Google's reCAPTCHAs store the response to the reCAPTCHA in a <textarea>
directly underneath the reCAPTCHA as soon as it's solved. This is the response code that we redirect to the checkout. Here's what it would look like if we were to unhide the <textarea>
:
Location Spoofing
One of our initial features is this location spoofing feature which would put any iOS device (iPad, iPhone, iPod, etc) to any location that the user selected. This is especially useful for location-specific releases which were hosted on an app from the App Store like SNKRS.
The process of writing this feature was actually pretty difficult. Since I wrote Resell Companion using Node.js, communicating with an iOS device is not an easy task, so I decided to write an external software that worked in the background alongside the Node.js application in C#. I decided upon using C# because I found a library written in C that communicates with iOS devices natively called iMobileDevice. The one problem I initially ran into was that as new releases of iOS came out, the Spoof feature would stop working because iMobileDevice requires the most up-to-date Developer Disk Image to communicate with the device, so I found a repository on GitHub that constantly uploaded new Developer Disk Images as soon as the new versions of iOS come out. This was key to making the Spoof software work, and then it consistently did.
Custom Google Chrome Extension
For some releases, it is actually more reliable to use Google Chrome alongside our bot to guarantee at least a single checkout.
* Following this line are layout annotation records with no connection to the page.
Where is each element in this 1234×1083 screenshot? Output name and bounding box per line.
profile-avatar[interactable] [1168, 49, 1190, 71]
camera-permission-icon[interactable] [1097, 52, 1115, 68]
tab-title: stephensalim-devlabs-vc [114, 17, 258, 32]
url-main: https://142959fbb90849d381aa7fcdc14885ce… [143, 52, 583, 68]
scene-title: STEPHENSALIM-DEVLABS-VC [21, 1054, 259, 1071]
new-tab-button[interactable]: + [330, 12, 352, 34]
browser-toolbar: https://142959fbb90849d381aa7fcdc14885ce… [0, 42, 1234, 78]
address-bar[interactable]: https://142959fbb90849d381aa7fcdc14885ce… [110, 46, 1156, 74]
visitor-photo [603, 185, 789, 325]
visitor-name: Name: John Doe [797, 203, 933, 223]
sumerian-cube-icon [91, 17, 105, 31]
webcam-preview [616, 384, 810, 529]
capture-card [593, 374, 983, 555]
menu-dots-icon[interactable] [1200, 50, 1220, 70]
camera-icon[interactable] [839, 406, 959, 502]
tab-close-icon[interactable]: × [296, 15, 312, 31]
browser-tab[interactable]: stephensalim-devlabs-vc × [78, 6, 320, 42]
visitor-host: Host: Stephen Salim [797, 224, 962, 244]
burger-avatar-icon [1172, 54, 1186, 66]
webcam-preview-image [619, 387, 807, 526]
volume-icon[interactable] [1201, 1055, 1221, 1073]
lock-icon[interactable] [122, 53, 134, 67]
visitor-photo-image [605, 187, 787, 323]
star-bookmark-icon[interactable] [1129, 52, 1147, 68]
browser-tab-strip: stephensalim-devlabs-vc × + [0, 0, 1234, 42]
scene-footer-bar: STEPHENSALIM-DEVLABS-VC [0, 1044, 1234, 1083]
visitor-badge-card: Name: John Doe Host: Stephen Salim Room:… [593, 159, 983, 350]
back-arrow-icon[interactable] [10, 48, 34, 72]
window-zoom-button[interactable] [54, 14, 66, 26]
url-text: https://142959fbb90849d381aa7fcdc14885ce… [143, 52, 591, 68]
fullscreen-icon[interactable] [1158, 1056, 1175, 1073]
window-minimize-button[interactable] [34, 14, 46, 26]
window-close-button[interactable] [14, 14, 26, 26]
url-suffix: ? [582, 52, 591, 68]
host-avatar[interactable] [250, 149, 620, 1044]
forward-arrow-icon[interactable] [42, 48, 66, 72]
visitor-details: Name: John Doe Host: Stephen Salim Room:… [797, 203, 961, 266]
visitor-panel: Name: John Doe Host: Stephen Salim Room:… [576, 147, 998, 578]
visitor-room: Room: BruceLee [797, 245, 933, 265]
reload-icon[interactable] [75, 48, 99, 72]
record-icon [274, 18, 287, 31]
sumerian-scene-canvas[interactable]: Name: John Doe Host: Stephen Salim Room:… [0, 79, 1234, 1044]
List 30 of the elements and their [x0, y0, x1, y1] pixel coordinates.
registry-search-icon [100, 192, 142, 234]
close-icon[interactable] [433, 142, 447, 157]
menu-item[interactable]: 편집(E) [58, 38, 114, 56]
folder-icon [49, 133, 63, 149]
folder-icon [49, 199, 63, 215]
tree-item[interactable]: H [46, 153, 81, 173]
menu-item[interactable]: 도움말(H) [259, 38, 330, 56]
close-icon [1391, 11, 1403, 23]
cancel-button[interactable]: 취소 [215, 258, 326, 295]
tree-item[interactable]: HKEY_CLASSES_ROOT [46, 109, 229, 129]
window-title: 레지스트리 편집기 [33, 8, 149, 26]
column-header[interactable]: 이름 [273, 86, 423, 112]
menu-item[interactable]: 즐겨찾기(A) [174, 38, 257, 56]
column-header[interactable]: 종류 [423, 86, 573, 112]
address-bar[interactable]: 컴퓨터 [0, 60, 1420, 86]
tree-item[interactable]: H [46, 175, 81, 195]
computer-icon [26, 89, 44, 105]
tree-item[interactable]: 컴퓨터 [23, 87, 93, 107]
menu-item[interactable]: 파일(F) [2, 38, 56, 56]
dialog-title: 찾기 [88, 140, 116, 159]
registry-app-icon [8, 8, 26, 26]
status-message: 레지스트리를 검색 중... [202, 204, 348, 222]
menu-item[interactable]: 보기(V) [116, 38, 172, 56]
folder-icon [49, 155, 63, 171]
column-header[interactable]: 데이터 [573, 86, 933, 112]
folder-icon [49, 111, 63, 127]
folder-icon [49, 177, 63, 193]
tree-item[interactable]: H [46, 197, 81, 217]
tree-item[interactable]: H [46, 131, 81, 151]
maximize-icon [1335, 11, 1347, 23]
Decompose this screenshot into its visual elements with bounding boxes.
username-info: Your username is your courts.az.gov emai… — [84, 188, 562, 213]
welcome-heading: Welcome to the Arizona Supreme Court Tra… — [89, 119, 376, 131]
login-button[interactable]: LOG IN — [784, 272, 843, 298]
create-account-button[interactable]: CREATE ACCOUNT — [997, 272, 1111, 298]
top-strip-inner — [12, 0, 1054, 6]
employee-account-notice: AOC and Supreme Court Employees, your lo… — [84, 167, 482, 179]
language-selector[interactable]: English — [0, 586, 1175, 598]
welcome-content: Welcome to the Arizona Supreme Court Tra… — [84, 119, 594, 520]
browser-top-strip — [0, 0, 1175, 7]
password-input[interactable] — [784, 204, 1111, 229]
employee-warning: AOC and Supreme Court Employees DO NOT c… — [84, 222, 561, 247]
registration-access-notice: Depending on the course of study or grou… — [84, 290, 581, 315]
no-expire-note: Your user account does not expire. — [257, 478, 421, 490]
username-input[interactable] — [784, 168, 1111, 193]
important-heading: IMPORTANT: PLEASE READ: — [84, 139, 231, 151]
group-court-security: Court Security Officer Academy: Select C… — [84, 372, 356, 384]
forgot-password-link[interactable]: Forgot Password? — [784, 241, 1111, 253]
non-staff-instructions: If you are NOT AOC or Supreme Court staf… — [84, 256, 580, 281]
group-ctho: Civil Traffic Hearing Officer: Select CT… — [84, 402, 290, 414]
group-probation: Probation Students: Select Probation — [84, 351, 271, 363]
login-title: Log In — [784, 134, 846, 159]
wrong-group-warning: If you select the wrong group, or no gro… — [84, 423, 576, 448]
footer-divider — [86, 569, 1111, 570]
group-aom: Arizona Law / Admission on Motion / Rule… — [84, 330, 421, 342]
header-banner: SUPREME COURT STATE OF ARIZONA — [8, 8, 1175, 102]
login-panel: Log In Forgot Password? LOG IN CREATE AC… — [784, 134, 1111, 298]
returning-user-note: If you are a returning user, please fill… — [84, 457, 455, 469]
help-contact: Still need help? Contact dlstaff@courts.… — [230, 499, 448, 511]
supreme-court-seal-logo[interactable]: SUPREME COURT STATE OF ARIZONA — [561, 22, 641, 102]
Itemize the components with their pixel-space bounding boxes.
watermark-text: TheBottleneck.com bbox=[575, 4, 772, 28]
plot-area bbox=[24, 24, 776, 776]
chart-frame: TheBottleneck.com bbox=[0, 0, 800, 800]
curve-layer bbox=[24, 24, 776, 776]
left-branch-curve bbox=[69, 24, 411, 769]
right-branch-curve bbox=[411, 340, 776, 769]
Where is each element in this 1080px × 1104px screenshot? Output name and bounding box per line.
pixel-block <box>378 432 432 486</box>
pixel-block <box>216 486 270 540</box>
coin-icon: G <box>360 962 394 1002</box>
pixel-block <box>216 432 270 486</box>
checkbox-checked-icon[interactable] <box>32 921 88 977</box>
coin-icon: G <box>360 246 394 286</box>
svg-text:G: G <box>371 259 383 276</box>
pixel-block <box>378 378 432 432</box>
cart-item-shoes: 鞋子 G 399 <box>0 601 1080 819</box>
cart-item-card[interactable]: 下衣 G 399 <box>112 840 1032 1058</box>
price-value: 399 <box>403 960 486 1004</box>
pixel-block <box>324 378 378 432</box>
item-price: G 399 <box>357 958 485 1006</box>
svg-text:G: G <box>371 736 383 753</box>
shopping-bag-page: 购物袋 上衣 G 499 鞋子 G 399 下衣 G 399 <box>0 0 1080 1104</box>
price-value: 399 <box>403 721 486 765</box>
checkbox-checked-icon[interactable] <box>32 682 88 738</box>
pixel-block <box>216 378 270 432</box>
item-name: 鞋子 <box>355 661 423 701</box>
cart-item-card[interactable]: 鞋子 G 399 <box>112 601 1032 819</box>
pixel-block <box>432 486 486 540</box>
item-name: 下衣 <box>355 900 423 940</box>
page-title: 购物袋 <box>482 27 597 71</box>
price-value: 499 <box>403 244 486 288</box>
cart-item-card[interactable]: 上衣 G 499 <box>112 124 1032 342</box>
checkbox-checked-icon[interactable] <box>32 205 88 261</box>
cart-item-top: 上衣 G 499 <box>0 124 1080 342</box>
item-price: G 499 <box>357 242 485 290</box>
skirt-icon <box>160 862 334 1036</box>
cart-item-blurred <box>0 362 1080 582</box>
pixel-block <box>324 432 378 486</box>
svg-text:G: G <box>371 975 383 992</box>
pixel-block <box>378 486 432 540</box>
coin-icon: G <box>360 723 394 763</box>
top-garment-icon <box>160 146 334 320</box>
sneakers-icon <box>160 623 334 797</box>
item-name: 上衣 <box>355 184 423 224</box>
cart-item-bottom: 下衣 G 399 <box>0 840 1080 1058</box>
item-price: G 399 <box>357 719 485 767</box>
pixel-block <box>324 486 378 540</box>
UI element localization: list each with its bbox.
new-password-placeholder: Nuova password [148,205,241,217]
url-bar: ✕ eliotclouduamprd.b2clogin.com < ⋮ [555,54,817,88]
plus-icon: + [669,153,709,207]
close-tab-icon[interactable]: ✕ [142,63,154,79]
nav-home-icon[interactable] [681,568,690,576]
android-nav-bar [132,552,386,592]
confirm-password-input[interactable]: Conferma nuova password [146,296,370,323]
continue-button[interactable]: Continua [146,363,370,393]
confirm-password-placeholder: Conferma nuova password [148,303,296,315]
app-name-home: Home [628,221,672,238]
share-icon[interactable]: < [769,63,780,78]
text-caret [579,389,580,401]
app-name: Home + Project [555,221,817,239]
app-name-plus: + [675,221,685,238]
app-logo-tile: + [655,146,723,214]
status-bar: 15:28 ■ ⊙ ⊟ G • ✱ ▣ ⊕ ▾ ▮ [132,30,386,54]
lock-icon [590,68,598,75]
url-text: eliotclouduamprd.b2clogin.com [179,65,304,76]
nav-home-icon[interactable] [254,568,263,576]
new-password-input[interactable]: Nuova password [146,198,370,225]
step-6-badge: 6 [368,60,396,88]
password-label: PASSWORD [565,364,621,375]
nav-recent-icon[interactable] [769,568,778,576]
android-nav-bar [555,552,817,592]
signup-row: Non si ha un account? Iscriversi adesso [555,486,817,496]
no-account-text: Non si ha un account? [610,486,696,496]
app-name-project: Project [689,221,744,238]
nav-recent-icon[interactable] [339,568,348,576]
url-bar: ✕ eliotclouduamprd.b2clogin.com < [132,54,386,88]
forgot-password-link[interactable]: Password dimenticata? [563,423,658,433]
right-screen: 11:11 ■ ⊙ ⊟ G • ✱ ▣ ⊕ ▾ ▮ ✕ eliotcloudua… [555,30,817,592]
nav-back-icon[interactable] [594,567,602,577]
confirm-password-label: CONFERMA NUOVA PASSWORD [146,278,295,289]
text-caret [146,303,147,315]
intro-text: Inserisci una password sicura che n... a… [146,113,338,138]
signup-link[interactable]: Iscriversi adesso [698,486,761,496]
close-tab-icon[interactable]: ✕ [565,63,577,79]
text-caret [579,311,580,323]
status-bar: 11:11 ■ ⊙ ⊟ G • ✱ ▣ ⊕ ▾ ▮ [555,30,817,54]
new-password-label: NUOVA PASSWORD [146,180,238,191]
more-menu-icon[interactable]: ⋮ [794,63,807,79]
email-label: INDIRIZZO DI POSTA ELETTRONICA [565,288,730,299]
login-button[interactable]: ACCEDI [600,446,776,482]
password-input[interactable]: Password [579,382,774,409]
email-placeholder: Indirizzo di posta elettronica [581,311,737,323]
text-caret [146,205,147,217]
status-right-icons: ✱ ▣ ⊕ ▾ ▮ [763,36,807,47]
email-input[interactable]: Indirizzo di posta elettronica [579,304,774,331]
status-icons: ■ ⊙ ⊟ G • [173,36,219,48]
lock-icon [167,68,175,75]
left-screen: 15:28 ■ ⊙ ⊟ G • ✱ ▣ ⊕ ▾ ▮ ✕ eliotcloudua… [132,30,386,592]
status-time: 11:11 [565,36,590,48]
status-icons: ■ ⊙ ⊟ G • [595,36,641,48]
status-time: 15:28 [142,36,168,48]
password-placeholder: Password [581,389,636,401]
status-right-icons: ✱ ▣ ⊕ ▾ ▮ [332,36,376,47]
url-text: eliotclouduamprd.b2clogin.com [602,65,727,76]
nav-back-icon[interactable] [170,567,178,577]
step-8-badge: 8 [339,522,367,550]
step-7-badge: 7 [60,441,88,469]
This was my preferred approach for Shopify-based/Supreme releases because of the occasional last-minute anti-bot features that would be sometimes implemented moments before a release. I wrote the extension in JavaScript and used Adobe XD to prototype the extension's interface.
The extension included automatic checkouts (with custom optional delay after automatically inputting the autofill information) and had a feature to simulate typing to prevent stores from detecting the use of an autofill on their site. I also decided to allow our users to have multiple profiles set up in case they want to attempt several checkouts with varying information.
Analytics
We stored our users' analytics on the cloud so they would always have access to their information no matter which computer they used. It kept track of their sales, automatically added successful checkouts to their inventory, and had a market lookup feature to compare products in their inventory to prices on GOAT, StockX, and other similar marketplaces. Another feature in our analytics is automatic package tracking, where we would notify our users about shipping updates on their newly purchases sneakers.
Here's a screenshot of what the Analytics feature looked like on the first update of the software:
Where we are today
Although the success of our software and its potential, my friend that I joined this venture with shifted his passions and we split our separate way once we went out to college. The software today has not been worked on since August 2020.